April 12, 2022
At the recent event of Karnataka Health Promotion Trust, its CEO, HL Mohan speaks with SUPRIYA RAMESH about importance of people’s movement in TB elimination
TB eradication has been talked about for years. Why can’t we tackle it yet?
There are two things that need to be enhanced. First, stigma is still playing a huge part as a hindrance to TB eradication. If we have to address this, the health system alone can’t be held responsible. Second, in order to eliminate the disease, we have to involve many departments – at the district and panchayat levels. Earlier, this was not the case. Now, the stakeholders are thinking of joining hands.
Why are we always dependent on the Governments to solve our problems?
It is not as if people are not going for TB treatment. It may be another thing that they may go to a quack or a private hospital for their treatment. The TB tests are free of cost. The problem arises when the patients end up going to a quack and there are wrong diagnoses. This delays the treatment.

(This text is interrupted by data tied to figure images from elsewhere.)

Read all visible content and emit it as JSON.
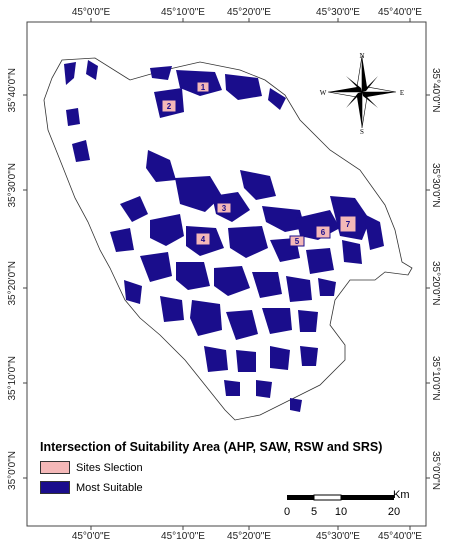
{
  "axes": {
    "top_labels": [
      "45°0'0\"E",
      "45°10'0\"E",
      "45°20'0\"E",
      "45°30'0\"E",
      "45°40'0\"E"
    ],
    "bottom_labels": [
      "45°0'0\"E",
      "45°10'0\"E",
      "45°20'0\"E",
      "45°30'0\"E",
      "45°40'0\"E"
    ],
    "left_labels": [
      "35°40'0\"N",
      "35°30'0\"N",
      "35°20'0\"N",
      "35°10'0\"N",
      "35°0'0\"N"
    ],
    "right_labels": [
      "35°40'0\"N",
      "35°30'0\"N",
      "35°20'0\"N",
      "35°10'0\"N",
      "35°0'0\"N"
    ]
  },
  "compass": {
    "n": "N",
    "s": "S",
    "e": "E",
    "w": "W"
  },
  "sites": [
    "1",
    "2",
    "3",
    "4",
    "5",
    "6",
    "7"
  ],
  "legend": {
    "title": "Intersection of Suitability Area (AHP, SAW, RSW and SRS)",
    "items": [
      {
        "label": "Sites Slection",
        "color": "#f4b8b8"
      },
      {
        "label": "Most Suitable",
        "color": "#1a0d8c"
      }
    ]
  },
  "scale": {
    "ticks": [
      "0",
      "5",
      "10",
      "20"
    ],
    "unit": "Km"
  },
  "colors": {
    "suitable": "#1a0d8c",
    "site": "#f4b8b8",
    "boundary": "#333333"
  }
}
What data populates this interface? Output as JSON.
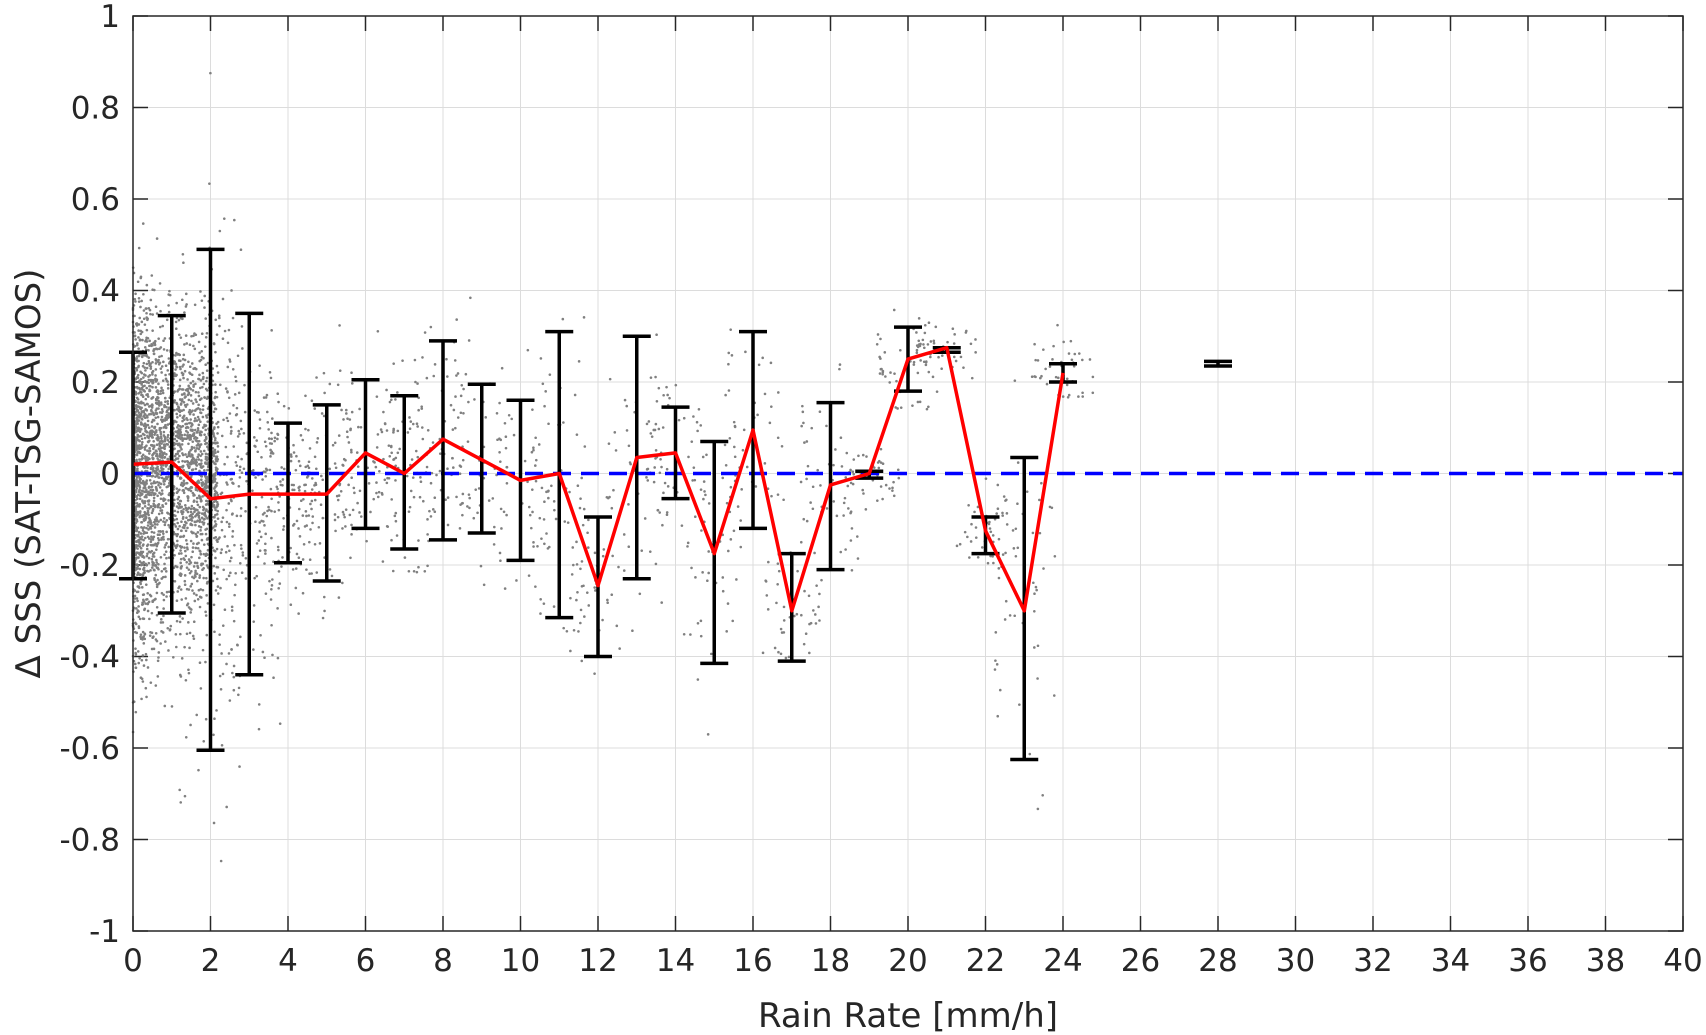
{
  "chart_data": {
    "type": "scatter",
    "xlabel": "Rain Rate [mm/h]",
    "ylabel": "Δ SSS (SAT-TSG-SAMOS)",
    "xlim": [
      0,
      40
    ],
    "ylim": [
      -1,
      1
    ],
    "x_ticks": [
      "0",
      "2",
      "4",
      "6",
      "8",
      "10",
      "12",
      "14",
      "16",
      "18",
      "20",
      "22",
      "24",
      "26",
      "28",
      "30",
      "32",
      "34",
      "36",
      "38",
      "40"
    ],
    "y_ticks": [
      "1",
      "0.8",
      "0.6",
      "0.4",
      "0.2",
      "0",
      "-0.2",
      "-0.4",
      "-0.6",
      "-0.8",
      "-1"
    ],
    "grid": true,
    "colors": {
      "scatter": "#808080",
      "mean_line": "#ff0000",
      "error_bar": "#000000",
      "zero_line": "#0000ff"
    },
    "mean_series": {
      "x": [
        0,
        1,
        2,
        3,
        4,
        5,
        6,
        7,
        8,
        9,
        10,
        11,
        12,
        13,
        14,
        15,
        16,
        17,
        18,
        19,
        20,
        21,
        22,
        23,
        24
      ],
      "y": [
        0.02,
        0.025,
        -0.055,
        -0.045,
        -0.045,
        -0.045,
        0.045,
        0.0,
        0.075,
        0.03,
        -0.015,
        0.0,
        -0.245,
        0.035,
        0.045,
        -0.175,
        0.095,
        -0.3,
        -0.025,
        0.0,
        0.25,
        0.275,
        -0.125,
        -0.3,
        0.22
      ]
    },
    "error_bars": [
      {
        "x": 0,
        "low": -0.23,
        "high": 0.265
      },
      {
        "x": 1,
        "low": -0.305,
        "high": 0.345
      },
      {
        "x": 2,
        "low": -0.605,
        "high": 0.49
      },
      {
        "x": 3,
        "low": -0.44,
        "high": 0.35
      },
      {
        "x": 4,
        "low": -0.195,
        "high": 0.11
      },
      {
        "x": 5,
        "low": -0.235,
        "high": 0.15
      },
      {
        "x": 6,
        "low": -0.12,
        "high": 0.205
      },
      {
        "x": 7,
        "low": -0.165,
        "high": 0.17
      },
      {
        "x": 8,
        "low": -0.145,
        "high": 0.29
      },
      {
        "x": 9,
        "low": -0.13,
        "high": 0.195
      },
      {
        "x": 10,
        "low": -0.19,
        "high": 0.16
      },
      {
        "x": 11,
        "low": -0.315,
        "high": 0.31
      },
      {
        "x": 12,
        "low": -0.4,
        "high": -0.095
      },
      {
        "x": 13,
        "low": -0.23,
        "high": 0.3
      },
      {
        "x": 14,
        "low": -0.055,
        "high": 0.145
      },
      {
        "x": 15,
        "low": -0.415,
        "high": 0.07
      },
      {
        "x": 16,
        "low": -0.12,
        "high": 0.31
      },
      {
        "x": 17,
        "low": -0.41,
        "high": -0.175
      },
      {
        "x": 18,
        "low": -0.21,
        "high": 0.155
      },
      {
        "x": 19,
        "low": -0.01,
        "high": 0.005
      },
      {
        "x": 20,
        "low": 0.18,
        "high": 0.32
      },
      {
        "x": 21,
        "low": 0.265,
        "high": 0.275
      },
      {
        "x": 22,
        "low": -0.175,
        "high": -0.095
      },
      {
        "x": 23,
        "low": -0.625,
        "high": 0.035
      },
      {
        "x": 24,
        "low": 0.2,
        "high": 0.24
      },
      {
        "x": 28,
        "low": 0.235,
        "high": 0.245
      }
    ],
    "reference_line": {
      "y": 0,
      "style": "dashed"
    }
  }
}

Historically, TB patients were kept outside the villages or in sanatoriums. This is still ingrained in the minds of people and is hampering proper treatment. But all this will change in the coming months. With advancement in treatment today, the disease can now be cured within six months.

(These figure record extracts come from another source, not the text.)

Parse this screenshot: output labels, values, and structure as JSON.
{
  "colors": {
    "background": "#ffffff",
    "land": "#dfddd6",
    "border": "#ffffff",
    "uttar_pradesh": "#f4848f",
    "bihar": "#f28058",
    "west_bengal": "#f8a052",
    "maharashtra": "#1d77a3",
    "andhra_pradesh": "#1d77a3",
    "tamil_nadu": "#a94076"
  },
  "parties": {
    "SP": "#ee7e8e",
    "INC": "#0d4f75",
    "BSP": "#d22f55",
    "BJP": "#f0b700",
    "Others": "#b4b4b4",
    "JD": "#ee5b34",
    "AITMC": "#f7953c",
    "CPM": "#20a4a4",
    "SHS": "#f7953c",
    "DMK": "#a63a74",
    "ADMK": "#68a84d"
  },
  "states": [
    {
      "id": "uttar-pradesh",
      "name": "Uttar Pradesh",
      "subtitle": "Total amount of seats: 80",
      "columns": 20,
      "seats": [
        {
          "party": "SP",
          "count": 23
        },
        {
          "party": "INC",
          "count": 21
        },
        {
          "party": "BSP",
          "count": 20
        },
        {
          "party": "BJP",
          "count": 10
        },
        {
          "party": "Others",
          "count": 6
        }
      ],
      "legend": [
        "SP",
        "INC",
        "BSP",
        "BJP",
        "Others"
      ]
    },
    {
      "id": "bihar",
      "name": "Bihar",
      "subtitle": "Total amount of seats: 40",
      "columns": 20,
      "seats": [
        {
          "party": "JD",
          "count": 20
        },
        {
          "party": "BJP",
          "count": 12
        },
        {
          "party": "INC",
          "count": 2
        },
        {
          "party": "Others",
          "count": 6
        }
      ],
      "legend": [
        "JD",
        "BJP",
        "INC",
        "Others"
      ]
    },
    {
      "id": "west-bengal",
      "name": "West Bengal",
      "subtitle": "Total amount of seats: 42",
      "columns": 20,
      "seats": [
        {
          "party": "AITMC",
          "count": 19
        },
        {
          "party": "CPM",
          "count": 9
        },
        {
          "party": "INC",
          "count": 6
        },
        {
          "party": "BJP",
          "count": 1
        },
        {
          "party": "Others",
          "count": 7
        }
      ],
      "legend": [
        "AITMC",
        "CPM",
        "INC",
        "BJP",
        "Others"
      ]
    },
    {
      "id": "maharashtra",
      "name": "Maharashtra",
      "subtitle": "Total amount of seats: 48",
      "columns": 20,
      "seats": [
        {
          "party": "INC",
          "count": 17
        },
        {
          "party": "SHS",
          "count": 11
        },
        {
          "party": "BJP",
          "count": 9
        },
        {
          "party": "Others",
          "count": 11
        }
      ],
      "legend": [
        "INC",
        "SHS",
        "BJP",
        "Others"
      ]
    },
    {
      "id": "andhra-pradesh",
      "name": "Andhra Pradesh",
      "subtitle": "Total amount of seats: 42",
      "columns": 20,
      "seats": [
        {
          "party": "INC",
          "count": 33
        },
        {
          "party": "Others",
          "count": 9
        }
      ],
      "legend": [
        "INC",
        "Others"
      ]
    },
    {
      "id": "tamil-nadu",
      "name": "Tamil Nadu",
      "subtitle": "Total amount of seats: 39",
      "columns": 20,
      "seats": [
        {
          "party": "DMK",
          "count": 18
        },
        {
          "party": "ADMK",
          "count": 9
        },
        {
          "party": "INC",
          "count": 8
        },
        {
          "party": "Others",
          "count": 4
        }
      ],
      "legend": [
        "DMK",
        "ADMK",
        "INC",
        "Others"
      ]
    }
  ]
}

How to tackle the problems facing the Government?
It is very important to keep the community in mind. Their mindset needs to change, not just one or two people but the entire village needs to be involved. When it comes to diseases like HIV and TB, people’s perception about the disease has to be changed. We were able to do this with HIV since there were so many programmes that were introduced to create awareness. All stakeholders came together. The same has to be done for TB elimination.vAre we lacking in creating awareness about TB?

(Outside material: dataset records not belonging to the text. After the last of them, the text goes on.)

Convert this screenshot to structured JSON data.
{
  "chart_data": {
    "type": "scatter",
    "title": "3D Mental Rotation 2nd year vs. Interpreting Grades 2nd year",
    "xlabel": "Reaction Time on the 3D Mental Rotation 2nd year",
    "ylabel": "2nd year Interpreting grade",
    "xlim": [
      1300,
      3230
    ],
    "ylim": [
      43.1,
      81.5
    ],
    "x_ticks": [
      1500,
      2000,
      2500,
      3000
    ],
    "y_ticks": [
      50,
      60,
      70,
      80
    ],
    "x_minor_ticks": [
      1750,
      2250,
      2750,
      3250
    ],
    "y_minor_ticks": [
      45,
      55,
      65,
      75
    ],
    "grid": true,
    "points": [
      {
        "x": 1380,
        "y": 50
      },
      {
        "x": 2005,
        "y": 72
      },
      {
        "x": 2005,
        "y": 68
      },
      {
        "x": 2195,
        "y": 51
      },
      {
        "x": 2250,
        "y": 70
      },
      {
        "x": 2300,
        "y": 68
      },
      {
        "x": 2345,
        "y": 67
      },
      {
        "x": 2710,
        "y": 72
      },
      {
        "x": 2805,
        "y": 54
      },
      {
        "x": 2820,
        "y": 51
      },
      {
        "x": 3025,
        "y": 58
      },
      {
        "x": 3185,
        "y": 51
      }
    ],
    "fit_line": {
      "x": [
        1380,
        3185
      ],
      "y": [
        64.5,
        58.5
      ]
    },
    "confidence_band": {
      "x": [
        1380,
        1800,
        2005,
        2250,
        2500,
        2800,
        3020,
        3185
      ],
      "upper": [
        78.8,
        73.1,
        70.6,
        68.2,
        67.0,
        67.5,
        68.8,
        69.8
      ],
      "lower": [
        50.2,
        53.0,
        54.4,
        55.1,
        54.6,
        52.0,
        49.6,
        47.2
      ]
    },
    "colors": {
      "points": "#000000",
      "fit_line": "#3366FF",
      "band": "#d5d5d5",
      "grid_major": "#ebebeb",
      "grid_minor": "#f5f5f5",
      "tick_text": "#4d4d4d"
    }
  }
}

It is time that we involved all the departments. We can no longer be working in isolation. The Panchayat, the district level and even the state healthcare officials need to be on one single platform. The NGOs need to come together as well. Each state must share real-time information too.
What does people’s movement perspective mean when it comes to TB?
It entails people’s participation, people’s involvement when it comes to TB eradication. Everyone needs to be involved – irrespective of whether the person is a patient or caregiver or a neighbour. In other words, it has to be a people’s movement rather than a health department’s.
Take polio for example. Each and every member of the society was involved from the health departments across the country to even Rotary Clubs and Asha workers. Everyone was involved and came together to help each other. This is what we need for TB elimination.